Carlo Spagnolli

medico missionario, pioniere della cooperazione internazionale cattolica.

Ho conosciuto e frequentato Carlo Spagnolli negli anni 1969-1974, nel circolo dei “Giovani per il Terzo Mondo” che si riuniva il sabato pomeriggio a Roma nel convento francescano di San Bonaventura al Palatino, sotto la guida spirituale di fra’ Ginepro Baccari.
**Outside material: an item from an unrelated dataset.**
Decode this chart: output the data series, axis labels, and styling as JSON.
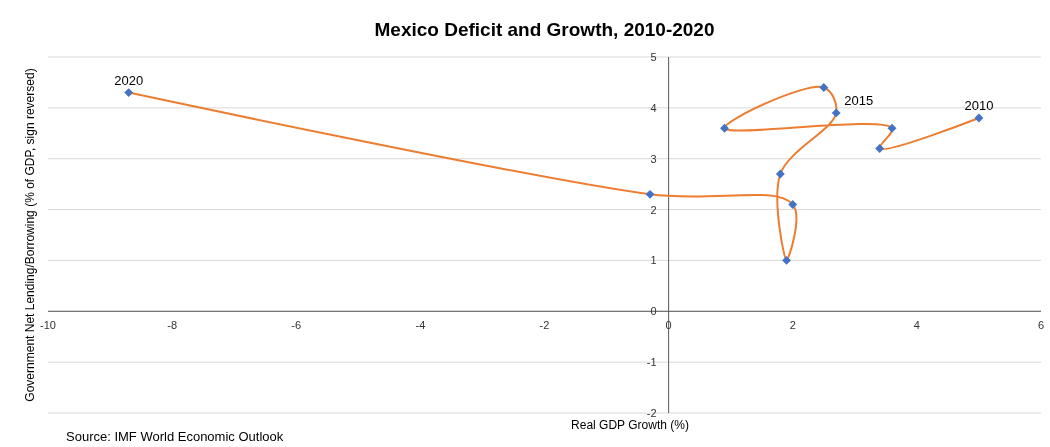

Allora era uno studente di medicina, figlio del senatore trentino Giovanni Spagnolli, eletto per la DC nel collegio di Rovereto, che fu più volte ministro e dal 1973 al 1976 presidente del Senato.

Con lui veniva la sorella Giovanna, e ogni tanto anche suo padre si affacciava ai nostri incontri, nei quali discutevamo sulle iniziative da prendere per sensibilizzare gli altri alla solidarietà verso le popolazioni povere dell’Africa, dell’Asia e dell’America Latina, e per raccogliere fondi in favore di progetti di utilità sociale delle missioni francescane.
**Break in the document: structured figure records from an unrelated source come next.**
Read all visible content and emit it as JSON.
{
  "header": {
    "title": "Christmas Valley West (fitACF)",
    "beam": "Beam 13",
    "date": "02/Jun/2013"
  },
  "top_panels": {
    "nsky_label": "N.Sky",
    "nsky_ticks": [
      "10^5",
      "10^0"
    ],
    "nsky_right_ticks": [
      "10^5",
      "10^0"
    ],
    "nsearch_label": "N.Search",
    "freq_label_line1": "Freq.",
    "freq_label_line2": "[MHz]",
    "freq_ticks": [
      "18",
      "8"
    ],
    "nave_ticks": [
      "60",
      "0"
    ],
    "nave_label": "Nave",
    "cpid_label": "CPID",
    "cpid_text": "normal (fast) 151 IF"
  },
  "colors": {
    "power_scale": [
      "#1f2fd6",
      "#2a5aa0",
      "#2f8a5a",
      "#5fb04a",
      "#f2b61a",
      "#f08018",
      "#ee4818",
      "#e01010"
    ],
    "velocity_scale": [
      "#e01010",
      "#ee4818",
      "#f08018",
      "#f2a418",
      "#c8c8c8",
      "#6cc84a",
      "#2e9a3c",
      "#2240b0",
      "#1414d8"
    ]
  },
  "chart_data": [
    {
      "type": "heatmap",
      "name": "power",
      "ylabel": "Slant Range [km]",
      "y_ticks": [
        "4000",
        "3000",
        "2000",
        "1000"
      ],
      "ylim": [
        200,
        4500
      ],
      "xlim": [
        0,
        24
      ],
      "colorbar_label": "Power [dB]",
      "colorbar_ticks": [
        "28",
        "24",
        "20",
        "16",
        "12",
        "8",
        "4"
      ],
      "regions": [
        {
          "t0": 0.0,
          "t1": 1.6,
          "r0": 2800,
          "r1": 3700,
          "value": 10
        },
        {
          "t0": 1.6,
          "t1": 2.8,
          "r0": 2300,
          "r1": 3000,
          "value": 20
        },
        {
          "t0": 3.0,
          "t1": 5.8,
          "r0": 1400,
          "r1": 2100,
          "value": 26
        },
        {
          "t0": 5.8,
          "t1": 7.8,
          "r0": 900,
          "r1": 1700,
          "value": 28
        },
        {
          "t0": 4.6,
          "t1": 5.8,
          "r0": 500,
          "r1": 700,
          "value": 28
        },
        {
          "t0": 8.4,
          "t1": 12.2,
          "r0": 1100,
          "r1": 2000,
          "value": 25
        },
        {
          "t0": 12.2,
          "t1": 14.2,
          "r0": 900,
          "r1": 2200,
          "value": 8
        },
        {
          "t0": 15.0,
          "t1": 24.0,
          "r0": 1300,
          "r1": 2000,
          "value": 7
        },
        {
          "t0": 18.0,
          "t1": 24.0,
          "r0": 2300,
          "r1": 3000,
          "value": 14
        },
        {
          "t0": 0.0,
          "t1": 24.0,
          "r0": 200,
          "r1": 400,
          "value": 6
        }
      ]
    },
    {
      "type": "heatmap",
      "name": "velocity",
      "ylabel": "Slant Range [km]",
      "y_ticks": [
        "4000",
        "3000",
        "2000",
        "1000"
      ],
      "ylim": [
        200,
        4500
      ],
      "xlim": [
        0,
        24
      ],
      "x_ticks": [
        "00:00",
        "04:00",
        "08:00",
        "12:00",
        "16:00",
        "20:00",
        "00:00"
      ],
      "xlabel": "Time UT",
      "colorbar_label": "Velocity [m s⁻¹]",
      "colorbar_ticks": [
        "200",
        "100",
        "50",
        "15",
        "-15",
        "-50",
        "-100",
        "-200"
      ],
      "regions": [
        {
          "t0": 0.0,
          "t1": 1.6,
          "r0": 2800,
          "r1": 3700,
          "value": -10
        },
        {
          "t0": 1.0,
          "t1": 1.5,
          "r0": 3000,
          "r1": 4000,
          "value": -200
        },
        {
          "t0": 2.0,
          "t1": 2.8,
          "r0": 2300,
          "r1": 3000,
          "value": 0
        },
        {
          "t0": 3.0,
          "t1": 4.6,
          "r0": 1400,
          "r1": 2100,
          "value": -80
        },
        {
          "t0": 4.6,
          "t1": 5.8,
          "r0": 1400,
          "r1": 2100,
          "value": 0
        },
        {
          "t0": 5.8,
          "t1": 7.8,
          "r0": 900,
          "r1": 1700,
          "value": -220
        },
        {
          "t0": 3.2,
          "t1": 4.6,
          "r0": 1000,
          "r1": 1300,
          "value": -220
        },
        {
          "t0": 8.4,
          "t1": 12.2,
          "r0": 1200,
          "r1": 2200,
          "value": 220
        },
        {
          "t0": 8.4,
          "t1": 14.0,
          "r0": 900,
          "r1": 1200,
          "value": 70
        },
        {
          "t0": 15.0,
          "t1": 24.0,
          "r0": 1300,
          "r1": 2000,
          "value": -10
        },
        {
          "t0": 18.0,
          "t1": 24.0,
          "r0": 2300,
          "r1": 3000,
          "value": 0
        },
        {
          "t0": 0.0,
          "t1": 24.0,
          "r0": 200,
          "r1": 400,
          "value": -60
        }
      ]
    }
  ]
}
Era nato a Roma nel 1949. Laureatosi in medicina e chirurgia nel 1975 all’Università Cattolica del Sacro Cuore, la passione per i poveri di quello che all’epoca veniva chiamato il Terzo Mondo lo spinse a partire subito per Gulu in Uganda, dove svolse il servizio civile sostitutivo di quello militare. 
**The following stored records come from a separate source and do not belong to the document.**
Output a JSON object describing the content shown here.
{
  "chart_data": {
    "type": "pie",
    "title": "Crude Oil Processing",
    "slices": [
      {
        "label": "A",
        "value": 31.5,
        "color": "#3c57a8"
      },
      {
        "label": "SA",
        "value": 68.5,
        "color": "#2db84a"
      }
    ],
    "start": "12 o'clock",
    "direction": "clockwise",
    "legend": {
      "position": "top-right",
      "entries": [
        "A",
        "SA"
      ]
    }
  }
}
Lì rimase a lavorare da medico missionario per 14 anni, nell’unico avamposto chirurgico della regione; lì si innamorò di Angelina Bugaru, infermiera caposala ugandese (prematuramente scomparsa nel 2010), che divenne sua moglie e dalla quale ebbe tre figli, Francesco, Giovanni ed Elisa, ora impegnati a continuare la sua opera.

Dal 1989 si trasferì in Eritrea, poi in Etiopia e in Camerun, e dal 1996 in Zimbabwe, terra in cui mise radici.

Nello Zimbabwe il dottor Spagnolli diresse i reparti di chirurgia e ginecologia dell’ospedale Luisa Guidotti di Chinoy, e allestì vari presidi socio-sanitari a sostegno dei più deboli, con l’aiuto economico di una rete di amici trentini e dell’associazione Lifeline Dolomites.

Si dedicò in particolare alla lotta contro l’Aids. Fondò il Villaggio San Marcellino, casa di accoglienza per bambini resi orfani dall’Hiv, una scuola per infermiere, e la Casa della gioia Mariele Ventre (intitolata alla fondatrice dello Zecchino d’oro) per la riabilitazione dei bambini affetti dall’Aids.

Nel 2012, mentre era nello Zimbabwe, subì un infarto e dovette tornare in Italia per curarsi. Da allora la sua grave cardiopatia gli consentì di trascorrere solo brevi periodi in Africa. E’ morto per arresto cardiaco il 2 febbraio scorso in una clinica di Rovereto.

Ora è certamente, come merita, nella “Casa della gioia” del Paradiso.